Il y a une raison pour laquelle beaucoup de gens considèrent les années 60 comme la meilleure décennie pour la musique : avec des personnalités comme Bob Dylan et des groupes comme les Beatles qui règnent en maître, il est difficile de trouver une autre époque avec un niveau d’innovation aussi élevé. Leur impact rend presque obsolète toute querelle suspectée, mais avec l’aigreur vient une autre qualité profondément enracinée que de nombreux musiciens hésitent à admettre : l’admiration.
La plupart du temps, c’est l’adoration des Beatles pour Dylan qui est la plus remarquable, surtout si l’on considère qu’ils sont tombés sous le charme du travail du troubadour cynique dès le moment où ils se sont croisés au début des années 1960. Les deux entités se sont lancées dans une compétition qui a duré des années, probablement en raison de leurs lignes parallèles, mais Dylan a influencé le travail du groupe plus que quiconque, en particulier en ce qui concerne le partenariat d’écriture Lennon-McCartney.
On ne peut ignorer le fait que McCartney a un jour qualifié Dylan de « héros » du groupe, ni les innombrables fois où l’on peut pratiquement entendre la voix du chanteur sur plusieurs chansons des Fab Four, comme un écrivain fantôme toujours en retrait. « Je me sentais grimper sur une passerelle en colimaçon pendant que je parlais à Dylan », a déclaré un jour Paul McCartney. « J’avais l’impression de comprendre tout cela, le sens de la vie. »
L’exemple le plus frappant de ce croisement est l’album Rubber Soul de 1965, qui les a vu s’essayer à des influences plus folk-rock, reflétant de nombreuses caractéristiques avant-gardistes du genre déjà établies par Dylan et des œuvres comme The Freewheelin’ Bob Dylan et Highway 61 Revisited. Une chanson en particulier, “Norweigan Wood”, portait presque exactement le même finger picking et le même charme mélodique à la Dylan, avec John Lennon se penchant plus que jamais sur l’art de raconter des histoires.
On a toujours pensé que le groupe avait utilisé les qualités de Dylan pour Norwegian Wood et Rubber Soul dans un sens plus large, et McCartney a même dit un jour que la chanson était « John faisant Dylan ». À l’époque, lui et Lennon écoutaient beaucoup de chansons de Dylan, ce qui captivait leur attention et modifiait considérablement leur approche de leur propre musique. Dylan, bien sûr, a remarqué les similitudes, et a écrit plus tard « 4th Time Around » comme une parodie directe de leur effort précédent, ce qui a mis certains membres mal à l’aise.

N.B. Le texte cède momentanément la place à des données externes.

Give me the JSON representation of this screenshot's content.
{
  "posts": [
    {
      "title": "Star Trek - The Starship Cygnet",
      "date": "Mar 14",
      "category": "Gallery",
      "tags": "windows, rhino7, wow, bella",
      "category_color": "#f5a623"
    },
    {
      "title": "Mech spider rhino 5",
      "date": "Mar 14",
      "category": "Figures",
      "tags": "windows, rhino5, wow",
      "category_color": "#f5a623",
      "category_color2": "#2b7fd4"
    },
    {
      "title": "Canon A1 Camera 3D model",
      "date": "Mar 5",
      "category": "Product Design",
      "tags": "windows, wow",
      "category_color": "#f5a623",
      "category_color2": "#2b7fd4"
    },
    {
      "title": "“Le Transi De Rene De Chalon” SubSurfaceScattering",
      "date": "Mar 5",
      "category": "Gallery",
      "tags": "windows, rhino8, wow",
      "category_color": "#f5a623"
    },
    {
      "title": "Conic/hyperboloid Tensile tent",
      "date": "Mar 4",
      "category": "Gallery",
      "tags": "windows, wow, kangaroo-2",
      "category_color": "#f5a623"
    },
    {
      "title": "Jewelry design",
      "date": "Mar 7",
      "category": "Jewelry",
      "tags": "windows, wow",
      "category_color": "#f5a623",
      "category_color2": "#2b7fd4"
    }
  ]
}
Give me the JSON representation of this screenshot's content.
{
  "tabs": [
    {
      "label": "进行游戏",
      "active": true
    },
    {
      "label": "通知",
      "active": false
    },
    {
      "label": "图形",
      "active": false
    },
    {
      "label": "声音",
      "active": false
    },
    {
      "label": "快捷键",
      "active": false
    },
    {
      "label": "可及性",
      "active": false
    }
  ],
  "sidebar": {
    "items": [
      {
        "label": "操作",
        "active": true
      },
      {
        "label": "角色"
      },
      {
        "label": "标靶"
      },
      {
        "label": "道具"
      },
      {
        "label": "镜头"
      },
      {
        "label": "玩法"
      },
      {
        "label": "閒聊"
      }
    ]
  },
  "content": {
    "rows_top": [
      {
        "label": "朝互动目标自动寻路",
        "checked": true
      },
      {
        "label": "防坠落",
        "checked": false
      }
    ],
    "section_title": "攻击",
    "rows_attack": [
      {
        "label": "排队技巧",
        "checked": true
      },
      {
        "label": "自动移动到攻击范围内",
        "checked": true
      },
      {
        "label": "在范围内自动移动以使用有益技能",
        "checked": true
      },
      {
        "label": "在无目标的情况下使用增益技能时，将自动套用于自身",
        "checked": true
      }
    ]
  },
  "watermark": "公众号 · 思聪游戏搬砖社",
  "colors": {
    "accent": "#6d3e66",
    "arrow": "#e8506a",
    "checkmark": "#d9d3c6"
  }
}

Selon George Harrison, Norwegian Wood était une adaptation directe de nombreux codes de Dylan, et tout ce qu’il voulait montrer avec 4th Time Around, c’était la preuve que la musique revenait toujours à la case départ. Comme il l’a expliqué à Guitar World : « À mon avis, 4th Time Around parlait de la façon dont John et Paul, en écoutant les premiers morceaux de Bob, avaient écrit Norwegian Wood. » Il a ajouté : « À en juger par le titre, il semblait que Bob avait écouté cette chanson et avait réécrit la même chanson de base, l’appelant 4th Time Around. Le titre suggère que la même mélodie de base revenait sans cesse. »
Dylan a ensuite présenté la chanson directement à Lennon, ce qui a probablement indiqué deux choses sur sa décision d’aborder les similitudes : d’abord, son sens de l’humour signifiait qu’il ne pouvait jamais passer à côté d’une occasion d’étendre son côté espiègle, surtout si cela faisait frémir de paranoïa les membres des Beatles. Et ensuite, cela ne le dérangeait pas d’avoir une influence significative, surtout pas sur le plus grand groupe du monde : il s’en délectait, appréciant les efforts du groupe autant que les siens.